Saïd Omar Oili,
sénateur de Mayotte

Madame la présidente, je m'associe aux propos de mon collègue Thani Mohamed Soilihi que je vais compléter, allant même parfois à l'encontre de certaines préconisations présentées ici. Nous aurons l'occasion d'en débattre librement notamment en commission. Comme vous l'avez souligné lors de votre élection, Monsieur le président, il faut toujours être un sénateur libre et défendre son territoire.

Mayotte fait face depuis plusieurs mois à une crise majeure de l'eau qui annonce très concrètement ce que d'autres territoires ultramarins subiront dans les prochaines années. Cette crise s'abat sur le territoire le plus pauvre de la République. Les indicateurs de pauvreté illustrent ce fossé avec l'Hexagone : 84 % de la population de Mayotte vit sous le seuil de pauvreté. De surcroît, l'afflux d'une population étrangère accentue une poussée démographique de plus de 4 % par an, la plus forte de la République. L'année 2022 a battu un record avec plus de 21 000 naissances. L'équivalent d'une classe de primaire naît tous les jours à Mayotte.

J'avais proposé un amendement concernant la limitation du droit au séjour à Mayotte. Les étrangers en situation régulière sont assignés à Mayotte alors qu'elles ont une carte de séjour. Cet amendement a été refusé au motif qu'il créerait un appel d'air. Qu'est-ce qu'un appel d'air ? Aujourd'hui, 35 000 personnes résident à Mayotte d'une manière régulière sans pouvoir aller ailleurs.

Aujourd'hui, nous sommes le deuxième territoire ultramarin en nombre d'habitants, avec 350 à 400 000 habitants, alors que nous avons un territoire de 374 kilomètres carrés, soit une densité de 2 600 habitants au kilomètre carré.

Cette crise de l'eau découle des changements climatiques que les experts avaient prévus pour nos territoires. À Mayotte, le schéma directeur d'aménagement et de gestion des eaux (SDAGE) répertorie 11 structures de l'État et sa périphérie comme acteurs de l'eau, sans compter les collectivités. Certains demandent à retirer la compétence aux élus. Je ne suis pas d'accord. Je suis très jaloux de la libre administration des collectivités. Il faut qu'à Mayotte aussi, nous soyons libres de gérer. Ce que nous voulons, c'est un appui pour pouvoir mettre en oeuvre nos projets.

L'effort de rationalisation dans la gestion de l'eau ne devrait pas concerner que les collectivités territoriales, mais aussi les services de l'État.
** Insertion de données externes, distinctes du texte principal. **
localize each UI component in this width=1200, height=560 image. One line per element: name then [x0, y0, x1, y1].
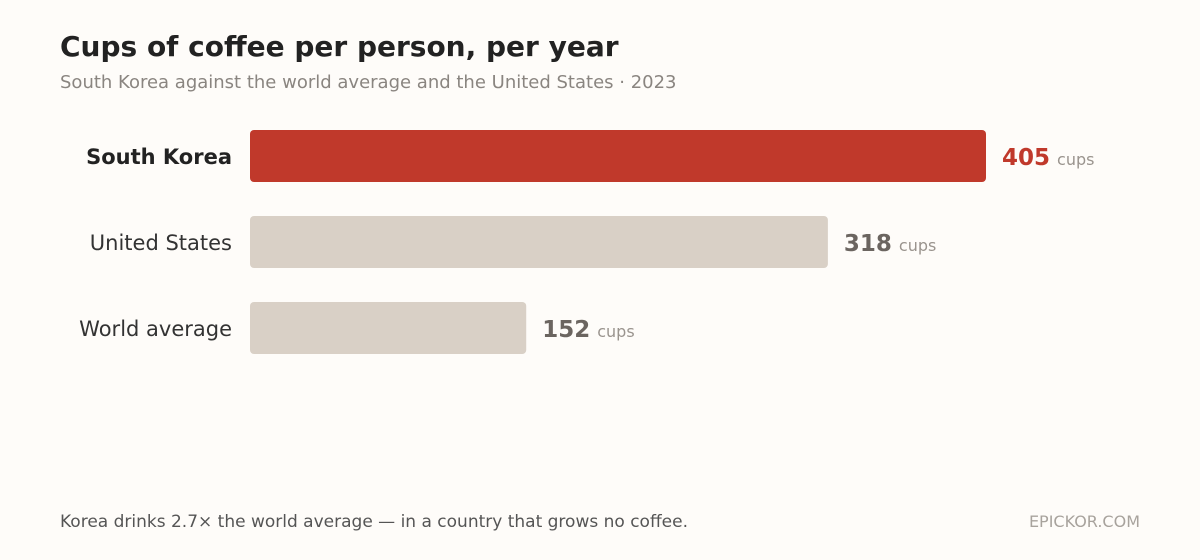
- value-unit: cups: [1057, 150, 1094, 169]
- category-label-south-korea: South Korea: [86, 145, 232, 169]
- value-label-world-average: 152 cups: [542, 317, 634, 343]
- value-number: 405: [1002, 145, 1050, 171]
- brand-label: EPICKOR.COM: [1028, 512, 1140, 531]
- category-label-united-states: United States: [90, 231, 232, 255]
- bar-united-states: [250, 216, 828, 268]
- value-unit: cups: [899, 236, 936, 255]
- category-label-world-average: World average: [79, 317, 232, 341]
- footer-note: Korea drinks 2.7× the world average — in…: [60, 512, 688, 532]
- value-label-united-states: 318 cups: [844, 231, 936, 257]
- value-unit: cups: [597, 322, 634, 341]
- bar-south-korea: [250, 130, 986, 182]
- value-label-south-korea: 405 cups: [1002, 145, 1094, 171]
- bar-chart: South Korea 405 cups United States 318 cups Wo…: [79, 130, 1094, 354]
- value-number: 152: [542, 317, 590, 343]
- chart-subtitle: South Korea against the world average an…: [60, 72, 677, 93]
- bar-world-average: [250, 302, 527, 354]
- value-number: 318: [844, 231, 892, 257]
- chart-title: Cups of coffee per person, per year: [60, 30, 619, 63]
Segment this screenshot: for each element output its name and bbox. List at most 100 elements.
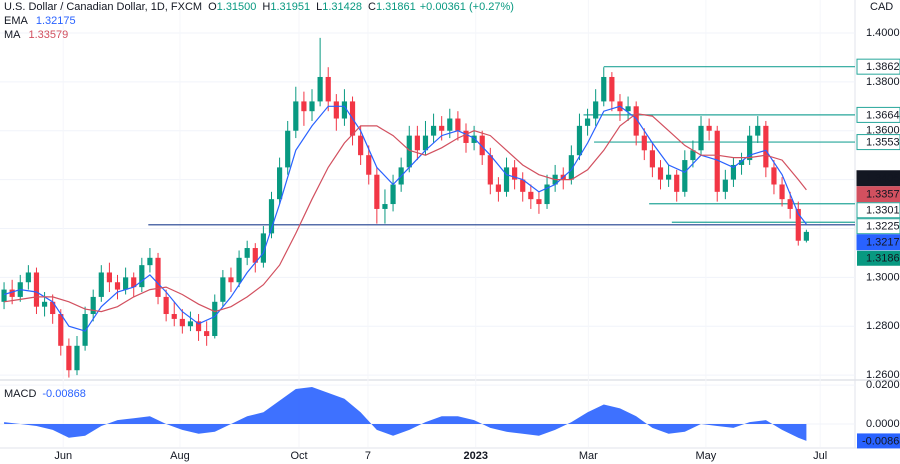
ohlc-label: O xyxy=(208,1,217,13)
price-badge-label: 1.33013 xyxy=(866,205,900,217)
price-badge xyxy=(856,186,900,203)
candle-body xyxy=(277,167,283,200)
candle-body xyxy=(771,167,777,185)
candle-body xyxy=(512,167,518,180)
candle-body xyxy=(9,289,15,297)
candle-body xyxy=(747,135,753,161)
x-tick-label: Jun xyxy=(54,450,72,462)
legend-entry: MA 1.33579 xyxy=(4,29,68,41)
price-badge xyxy=(856,202,900,219)
y-tick-label: 1.28000 xyxy=(866,320,900,332)
candle-body xyxy=(414,135,420,151)
candle-body xyxy=(33,272,40,307)
candle-body xyxy=(1,289,7,302)
legend-value: 1.33579 xyxy=(29,29,69,41)
indicator-line xyxy=(3,105,807,332)
candle-body xyxy=(333,101,339,119)
candle-body xyxy=(50,301,56,315)
x-tick-label: May xyxy=(695,450,716,462)
candle-body xyxy=(657,167,664,180)
macd-area xyxy=(4,387,807,441)
macd-legend: MACD -0.00868 xyxy=(4,388,86,400)
candle-body xyxy=(795,208,801,241)
candle-body xyxy=(58,314,64,346)
indicator-line xyxy=(4,112,807,313)
candle-body xyxy=(139,265,145,288)
candle-body xyxy=(698,125,704,151)
price-badge-label: 1.33579 xyxy=(866,189,900,201)
candle-body xyxy=(463,130,469,143)
macd-value: -0.00868 xyxy=(42,388,85,400)
candle-body xyxy=(244,248,250,258)
candle-body xyxy=(171,314,177,319)
legend-name: EMA xyxy=(4,15,29,27)
price-badge xyxy=(856,106,900,123)
candle-body xyxy=(212,301,218,337)
candle-body xyxy=(641,135,647,151)
candle-body xyxy=(25,272,31,283)
header-title: U.S. Dollar / Canadian Dollar, 1D, FXCM xyxy=(4,1,202,13)
candle-body xyxy=(576,125,583,156)
candle-body xyxy=(649,150,655,168)
candle-body xyxy=(163,296,169,315)
candle-body xyxy=(730,164,737,180)
x-tick-label: 7 xyxy=(365,450,371,462)
price-badge-label: 1.35536 xyxy=(866,136,900,148)
candle-body xyxy=(317,76,323,102)
candle-body xyxy=(666,174,672,180)
candle-body xyxy=(179,318,185,327)
candle-body xyxy=(568,155,574,180)
candle-body xyxy=(495,184,502,192)
candle-body xyxy=(358,135,364,156)
candle-body xyxy=(422,135,429,151)
candle-body xyxy=(131,277,137,288)
macd-name: MACD xyxy=(4,388,36,400)
candle-body xyxy=(682,160,688,192)
ohlc-label: H xyxy=(262,1,270,13)
candle-body xyxy=(66,345,72,371)
candle-body xyxy=(690,150,696,161)
candle-body xyxy=(763,125,769,168)
candle-body xyxy=(487,155,493,185)
ohlc-value: 1.31500 xyxy=(217,1,257,13)
currency: CAD xyxy=(870,1,893,13)
candle-body xyxy=(98,272,104,297)
legend-value: 1.32175 xyxy=(36,15,76,27)
change: +0.00361 (+0.27%) xyxy=(420,1,514,13)
candle-body xyxy=(471,135,477,143)
candle-body xyxy=(755,125,761,136)
price-badge xyxy=(857,250,900,266)
candle-body xyxy=(341,101,348,119)
candle-body xyxy=(155,257,161,297)
candle-body xyxy=(366,155,372,175)
candle-body xyxy=(236,257,242,283)
price-badge-label: 1.31861 xyxy=(866,253,900,265)
price-badge-label: 1.32175 xyxy=(866,237,900,249)
price-badge xyxy=(856,58,900,75)
ohlc-value: 1.31428 xyxy=(322,1,362,13)
candle-body xyxy=(544,184,550,205)
candle-body xyxy=(787,199,793,209)
candle-body xyxy=(406,135,412,168)
candle-body xyxy=(601,76,607,102)
candle-body xyxy=(633,106,639,136)
candle-body xyxy=(309,101,315,112)
y-tick-label: 1.36000 xyxy=(866,125,900,137)
candle-body xyxy=(479,135,485,156)
candle-body xyxy=(430,125,437,136)
y-tick-label: 1.26000 xyxy=(866,369,900,381)
candle-body xyxy=(520,179,526,192)
header: U.S. Dollar / Canadian Dollar, 1D, FXCM O… xyxy=(4,1,514,13)
candle-body xyxy=(714,130,720,192)
candle-body xyxy=(220,277,226,302)
candle-body xyxy=(593,101,599,119)
candle-body xyxy=(147,257,153,266)
legend-name: MA xyxy=(4,29,21,41)
price-badge-label: 1.36648 xyxy=(866,109,900,121)
x-tick-label: 2023 xyxy=(463,450,487,462)
candle-body xyxy=(536,199,542,205)
candle-body xyxy=(722,179,728,192)
y-tick-label: 1.38000 xyxy=(866,76,900,88)
candle-body xyxy=(82,314,88,346)
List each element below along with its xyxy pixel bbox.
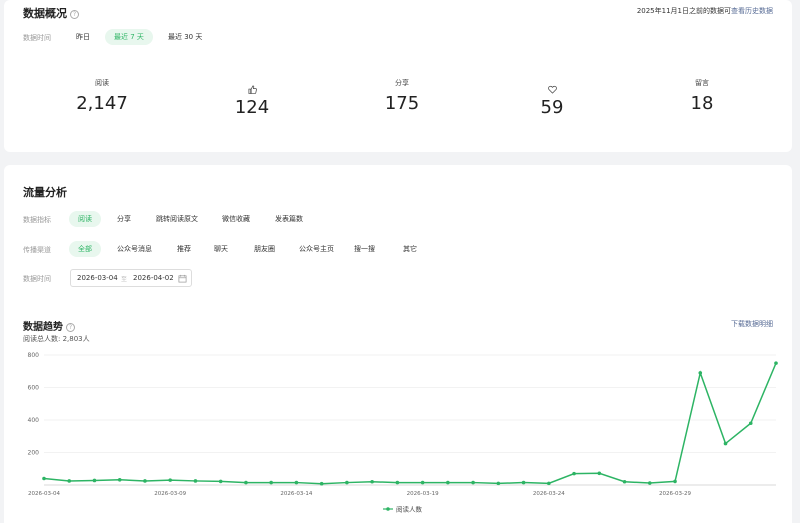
data-point[interactable]: [117, 478, 122, 482]
stat-heart-value: 59: [540, 97, 564, 118]
x-tick-label: 2026-03-19: [407, 491, 439, 497]
date-label: 数据时间: [23, 275, 51, 283]
data-point[interactable]: [92, 478, 97, 483]
thumb-up-icon: [248, 79, 257, 98]
time-label: 数据时间: [23, 34, 51, 42]
chart-legend: 阅读人数: [383, 505, 423, 514]
trend-title-text: 数据趋势: [23, 322, 63, 333]
data-point[interactable]: [345, 480, 349, 485]
calendar-icon: [178, 274, 187, 285]
stat-share-label: 分享: [395, 79, 409, 87]
data-point[interactable]: [547, 481, 551, 486]
date-range-picker[interactable]: 2026-03-04 至 2026-04-02: [70, 269, 192, 287]
channel-moments[interactable]: 朋友圈: [254, 245, 275, 253]
data-point[interactable]: [370, 479, 374, 484]
chart-grid: [44, 354, 776, 486]
channel-homepage[interactable]: 公众号主页: [299, 245, 334, 253]
data-point[interactable]: [723, 441, 728, 446]
data-point[interactable]: [67, 479, 72, 483]
stat-comment-label: 留言: [695, 79, 709, 87]
data-point[interactable]: [244, 480, 248, 485]
data-point[interactable]: [496, 481, 501, 486]
data-point[interactable]: [521, 480, 526, 485]
traffic-card: 流量分析 数据指标 阅读 分享 跳转阅读原文 微信收藏 发表篇数 传播渠道 全部…: [4, 165, 792, 523]
stat-read-label: 阅读: [95, 79, 109, 87]
x-tick-label: 2026-03-04: [28, 491, 60, 497]
overview-title-text: 数据概况: [23, 7, 67, 20]
x-tick-label: 2026-03-09: [154, 491, 186, 497]
channel-all[interactable]: 全部: [69, 241, 101, 257]
date-sep: 至: [121, 276, 128, 283]
channel-recommend[interactable]: 推荐: [177, 245, 191, 253]
data-point[interactable]: [673, 479, 677, 484]
x-tick-label: 2026-03-24: [533, 491, 565, 497]
overview-title: 数据概况?: [23, 5, 79, 21]
date-start: 2026-03-04: [77, 274, 118, 282]
metric-favorite[interactable]: 微信收藏: [222, 215, 250, 223]
metric-jump-original[interactable]: 跳转阅读原文: [156, 215, 198, 223]
channel-chat[interactable]: 聊天: [214, 245, 228, 253]
channel-label: 传播渠道: [23, 246, 51, 254]
data-point[interactable]: [572, 471, 576, 476]
metric-posts[interactable]: 发表篇数: [275, 215, 303, 223]
x-tick-label: 2026-03-14: [280, 491, 312, 497]
trend-help-icon[interactable]: ?: [66, 323, 75, 332]
data-point[interactable]: [597, 471, 602, 476]
data-point[interactable]: [143, 479, 147, 483]
data-point[interactable]: [420, 480, 425, 485]
download-link[interactable]: 下载数据明细: [731, 320, 773, 328]
metric-read[interactable]: 阅读: [69, 211, 101, 227]
trend-total: 阅读总人数: 2,803人: [23, 335, 90, 343]
metric-label: 数据指标: [23, 216, 51, 224]
time-option-30days[interactable]: 最近 30 天: [168, 33, 203, 41]
overview-card: 数据概况? 2025年11月1日之前的数据可查看历史数据 数据时间 昨日 最近 …: [4, 0, 792, 152]
data-point[interactable]: [446, 480, 450, 485]
data-point[interactable]: [269, 480, 273, 485]
stat-like-value: 124: [234, 97, 270, 118]
y-axis: 200 400 600 800: [28, 352, 40, 457]
data-point[interactable]: [622, 479, 627, 484]
stat-share-value: 175: [384, 93, 420, 114]
data-point[interactable]: [395, 480, 400, 485]
y-tick-label: 400: [28, 417, 40, 424]
x-tick-label: 2026-03-29: [659, 491, 691, 497]
channel-search[interactable]: 搜一搜: [354, 245, 375, 253]
data-point[interactable]: [319, 481, 324, 486]
history-note-text: 2025年11月1日之前的数据可: [636, 7, 731, 15]
trend-title: 数据趋势?: [23, 318, 75, 333]
history-link[interactable]: 查看历史数据: [731, 7, 773, 15]
data-point[interactable]: [471, 480, 475, 485]
y-tick-label: 600: [28, 385, 40, 392]
time-option-7days[interactable]: 最近 7 天: [105, 29, 153, 45]
date-end: 2026-04-02: [133, 274, 174, 282]
data-point[interactable]: [42, 476, 46, 481]
heart-icon: [548, 79, 557, 98]
legend-label[interactable]: 阅读人数: [396, 505, 423, 514]
data-point[interactable]: [294, 480, 299, 485]
time-option-yesterday[interactable]: 昨日: [76, 33, 90, 41]
stat-comment-value: 18: [690, 93, 714, 114]
data-point[interactable]: [748, 421, 753, 426]
data-point[interactable]: [168, 478, 173, 482]
series-points: [42, 361, 778, 486]
series-line-read: [43, 362, 777, 485]
history-note: 2025年11月1日之前的数据可查看历史数据: [637, 6, 773, 16]
data-point[interactable]: [774, 361, 778, 365]
data-point[interactable]: [698, 371, 703, 375]
x-axis: 2026-03-04 2026-03-09 2026-03-14 2026-03-19…: [28, 491, 691, 497]
metric-share[interactable]: 分享: [117, 215, 131, 223]
traffic-title: 流量分析: [23, 186, 67, 199]
stat-read-value: 2,147: [76, 93, 128, 114]
channel-official-msg[interactable]: 公众号消息: [117, 245, 152, 253]
data-point[interactable]: [647, 481, 652, 485]
legend-marker: [386, 507, 390, 511]
channel-other[interactable]: 其它: [403, 245, 417, 253]
help-icon[interactable]: ?: [70, 10, 79, 19]
y-tick-label: 800: [28, 352, 40, 359]
data-point[interactable]: [193, 479, 198, 483]
data-point[interactable]: [218, 479, 223, 484]
y-tick-label: 200: [28, 450, 40, 457]
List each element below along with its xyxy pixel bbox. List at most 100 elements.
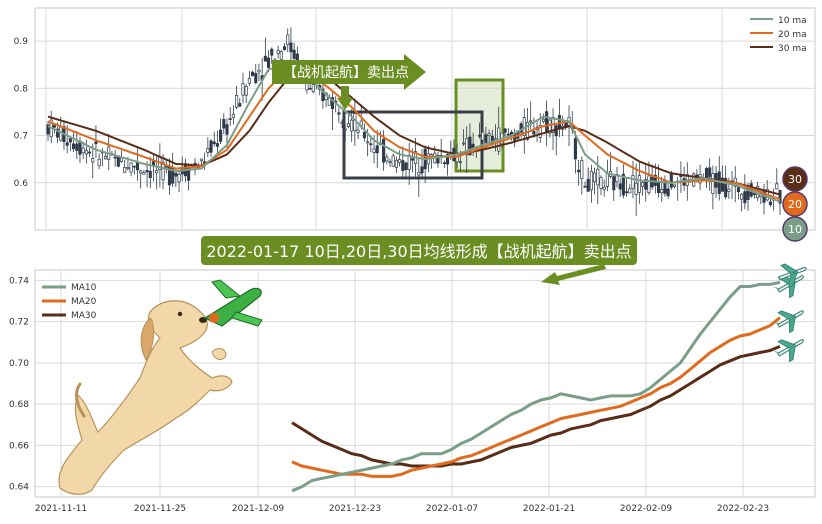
arrow-label: 【战机起航】卖出点 [283,65,409,81]
airplane-tail [772,286,780,290]
candle-body [81,147,85,154]
candle-body [641,182,645,187]
candle-body [238,103,242,107]
candle-body [129,162,133,173]
candle-body [215,143,219,147]
candle-body [631,175,635,189]
legend-label-30ma: 30 ma [778,44,807,54]
candle-body [88,151,92,154]
toy-plane-fuselage [203,287,262,327]
candle-body [644,179,648,190]
candle-body [356,129,360,133]
candle-body [340,122,344,125]
candle-body [618,183,622,190]
candle-body [666,188,670,197]
airplane-tail [772,321,780,325]
candle-body [708,167,712,178]
candle-body [369,143,373,146]
candle-body [119,157,124,162]
toy-plane-propeller [209,313,219,323]
line-MA20 [291,316,781,478]
candle-body [596,168,600,186]
candle-body [468,136,472,156]
candle-body [484,134,488,144]
candle-body [660,189,664,194]
candle-body [385,156,389,162]
candle-body [477,134,482,137]
candle-body [212,141,216,145]
candle-body [68,138,72,143]
candle-body [270,48,274,56]
candle-body [251,71,255,77]
candle-body [589,170,593,191]
candle-body [634,182,638,195]
dog-eye [177,311,183,317]
candle-body [557,114,561,128]
bottom-x-tick-label: 2022-02-23 [717,504,769,514]
candle-body [401,160,405,171]
legend-label-MA10: MA10 [71,283,97,293]
badge-20-label: 20 [788,198,802,211]
candle-body [593,172,597,183]
candle-body [91,158,95,163]
airplane-icon [772,339,804,363]
candle-body [321,88,325,102]
bottom-x-tick-labels: 2021-11-11 2021-11-25 2021-12-09 2021-12-23… [35,504,769,514]
top-grid [35,8,815,230]
top-y-tick-labels: 0.6 0.7 0.8 0.9 [14,37,29,189]
bottom-x-tick-label: 2021-11-11 [35,504,87,514]
top-ma-lines [47,63,781,203]
candle-body [724,178,728,198]
candle-body [602,186,606,190]
candle-body [372,148,376,153]
candle-body [126,167,130,170]
candle-body [417,172,421,176]
candle-body [228,118,232,120]
candle-body [206,148,210,153]
candle-body [174,172,178,177]
candle-body [209,140,213,153]
badge-30-circle [782,166,808,192]
candle-body [366,141,370,144]
badge-30-label: 30 [788,173,802,186]
candle-body [446,153,450,165]
candle-body [231,113,235,118]
banner-box [201,236,637,265]
bottom-legend: MA10 MA20 MA30 [42,283,97,321]
bottom-y-tick-label: 0.72 [9,318,29,328]
bottom-y-tick-label: 0.66 [9,441,29,451]
top-y-tick-label: 0.7 [14,132,28,142]
airplane-wing-top [777,339,796,349]
candle-body [279,51,283,60]
candle-body [276,50,280,54]
airplane-icon [772,310,804,334]
candle-body [391,155,395,167]
candle-body [244,86,248,96]
airplane-wing-bottom [788,344,796,363]
line-30ma [47,73,781,196]
candle-body [720,177,725,192]
sell-point-arrow-annotation: 【战机起航】卖出点 [272,54,426,110]
candle-body [46,124,50,135]
dog-tail [75,382,86,418]
candle-body [458,161,462,164]
candle-body [308,87,312,90]
bottom-x-tick-label: 2022-01-07 [426,504,478,514]
candle-body [132,165,136,168]
candle-body [625,191,629,194]
candle-body [289,42,293,53]
line-20ma [47,68,781,201]
candle-body [145,170,149,173]
candle-body [362,131,367,139]
legend-label-MA20: MA20 [71,297,97,307]
candle-body [541,118,546,123]
candle-body [586,178,590,192]
top-y-tick-label: 0.6 [14,179,29,189]
candle-body [410,158,414,161]
candle-body [292,49,296,59]
candle-body [404,162,408,170]
candle-body [538,124,542,138]
legend-label-10ma: 10 ma [778,16,807,26]
candle-body [637,175,641,193]
airplane-icons [772,263,807,363]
Comment se fait-il qu'aucun des 11 services de l'État n'ait tiré la sonnette d'alarme au cours des dernières années ? Deux chiffres illustrent ce fossé entre une gestion de l'eau dans l'Hexagone et à Mayotte. Dans le rapport de nos deux collègues, il est indiqué que chaque habitant consomme par jour 146 litres d'eau dans l'Hexagone. C'est 60 litres à Mayotte. 250 000 personnes ne sont pas raccordées sur une population de 350 000. Selon les chiffres de l'Insee, 100 000 habitants de Mayotte n'ont pas l'eau courante.

Parler de résilience des Mahorais revient à leur manquer de respect. Ils ne descendent pas dans la rue pour réclamer de l'eau, car ils n'en ont jamais eu. Donnez-leur de l'eau, et s'ils en manquent, ils descendront dans la rue.

Il faut que collectivement nous prenions à bras le corps la question de l'eau dans nos territoires. Cette crise majeure de la ressource en eau à Mayotte aura au moins un aspect positif : permettre de mettre enfin ce dossier sur le dessus de la pile au Sénat et peut-être, au niveau du Gouvernement.